Every student who wants to understand chemistry or physics absolutely must understand immediately upon seeing it that for all real numbers (and not only integers) A, B, and C,  A / (B/C) = AC/B.  To have this information “in his bones” (to paraphrase C.P. Snow) he must first go through simpler examples, such as I have indicated above.  But that’s only the beginning, for lessons concerning equivalent fractions are needed here, until the story gets to fractional numerators as well, something PSSM does not even consider via cave-drawings.  Our student needs to know that (a/b)/(c/d) = (ad)/(bc), not to cut ribbons, but as an equivalence that will surely turn up in myriad forms in every science and craft.  This understanding does not come from the ribbon diagram, but comes from a more profound understanding of the meaning of the fractional notation and how it behaves under arithmetic operations.  It is this sophistication, which NCTM wishes to avoid because it deems it hard to teach, that distinguishes our use of mathematics from that of the cave-man; and not the fact that we have calculators to do our legwork while he did not.

There is, finally, an important use for “invert and multiply” that is not mentioned in the schools, with good reason perhaps, but which is vital to the understanding of many formulations in the sciences, and that is the matter of “dimensional analysis”.  One cannot keep track of the dimensional consistency of a formula in physics or chemistry, or even in simple measurement with units of this or that sort, without it.  Here is not the place to deliver a course in such analysis, but the example above, of the ribbon and the bows, will serve to illustrate the matter, and how in the present instance the arithmetic algorithm illustrates more than a numerical formulation.

We had 5 yards, and each bow to be cut from it was to be ¾ of a yard long.  The computation would be symbolized as Y/B, where Y is the number of yards and B the length of a bow; what are the dimensions?  Y is length (“l”), and B is length per bow (l/b).   Why “l/b?  Well, “b” is a new “unit” here, the unit by which “B” has been measured; this is as much as I can say without getting into a lengthy discussion.  So the dimensional formula associated with Y/B is l/(l/b), which by  the algebraic formulation of “invert and multiply” produces (bl)/l or b.  We end up in units of b, i.e. the number of bows.

In 19th Century “practical” arithmetic books the units of a problem were given equal status with the numbers involved, and students in the very elementary grades, perhaps Grade 5 or younger, were required to present their answers orally, following a model given in the textbook.  Even before fractions were introduced as such,  a typical such problem (with integral quantities of sufficient simplicity to produce integers as answers) might be, “Farmer Brown has six cows, and sells them all for 90 dollars per cow.  How much does he receive?”  And the answer is “He sells six cows at 90 dollars per cow, so that six cows times 90 dollars per cow makes 540 dollars.”

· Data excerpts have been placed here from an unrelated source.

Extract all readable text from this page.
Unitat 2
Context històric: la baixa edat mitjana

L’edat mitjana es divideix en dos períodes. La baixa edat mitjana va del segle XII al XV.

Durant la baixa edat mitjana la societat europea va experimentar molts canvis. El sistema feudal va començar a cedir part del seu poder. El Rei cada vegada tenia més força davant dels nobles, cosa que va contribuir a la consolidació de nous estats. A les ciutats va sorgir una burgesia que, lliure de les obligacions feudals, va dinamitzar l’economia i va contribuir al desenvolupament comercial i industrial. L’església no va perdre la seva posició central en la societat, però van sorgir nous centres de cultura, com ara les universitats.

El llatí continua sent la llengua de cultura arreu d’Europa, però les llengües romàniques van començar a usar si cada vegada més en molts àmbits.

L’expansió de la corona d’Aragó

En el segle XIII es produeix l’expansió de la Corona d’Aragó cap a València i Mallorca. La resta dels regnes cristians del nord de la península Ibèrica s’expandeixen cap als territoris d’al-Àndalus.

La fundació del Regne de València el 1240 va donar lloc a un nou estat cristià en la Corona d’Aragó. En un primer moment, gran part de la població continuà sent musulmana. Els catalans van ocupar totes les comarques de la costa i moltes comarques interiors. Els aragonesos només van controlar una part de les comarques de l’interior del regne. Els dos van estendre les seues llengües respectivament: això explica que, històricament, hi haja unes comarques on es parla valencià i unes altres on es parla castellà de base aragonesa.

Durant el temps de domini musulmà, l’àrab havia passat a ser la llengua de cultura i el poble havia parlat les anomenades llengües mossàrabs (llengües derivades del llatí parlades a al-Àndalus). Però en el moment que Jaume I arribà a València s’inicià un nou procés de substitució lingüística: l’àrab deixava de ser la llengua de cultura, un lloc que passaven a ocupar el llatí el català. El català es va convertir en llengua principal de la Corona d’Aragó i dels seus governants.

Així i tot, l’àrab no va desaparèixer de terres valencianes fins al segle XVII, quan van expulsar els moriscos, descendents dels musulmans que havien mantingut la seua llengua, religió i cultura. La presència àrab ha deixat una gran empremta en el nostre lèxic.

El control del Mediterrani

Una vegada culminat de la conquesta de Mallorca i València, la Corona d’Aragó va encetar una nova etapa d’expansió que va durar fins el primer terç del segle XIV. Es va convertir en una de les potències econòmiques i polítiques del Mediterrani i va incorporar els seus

The student here learns that (cows) X (dollars/cows) = dollars.  This multiplication is not yet at the algebraic level of “invert and multiply”, but that would come in time, as in the ribbon example.  The contempt in which “dime-store arithmetic” is held by today’s educators, blinded by the success of calculators in performing the purely arithmetic part of practical computations, is short-sighted, for the repetitious and tedious exercises of a hundred years ago did include some valuable conceptual lessons, lessons which cannot be taught directly.  Nor is dimensional analysis part of pure mathematics at all, even though its concepts are integral to all the sciences to which mathematics has relevance.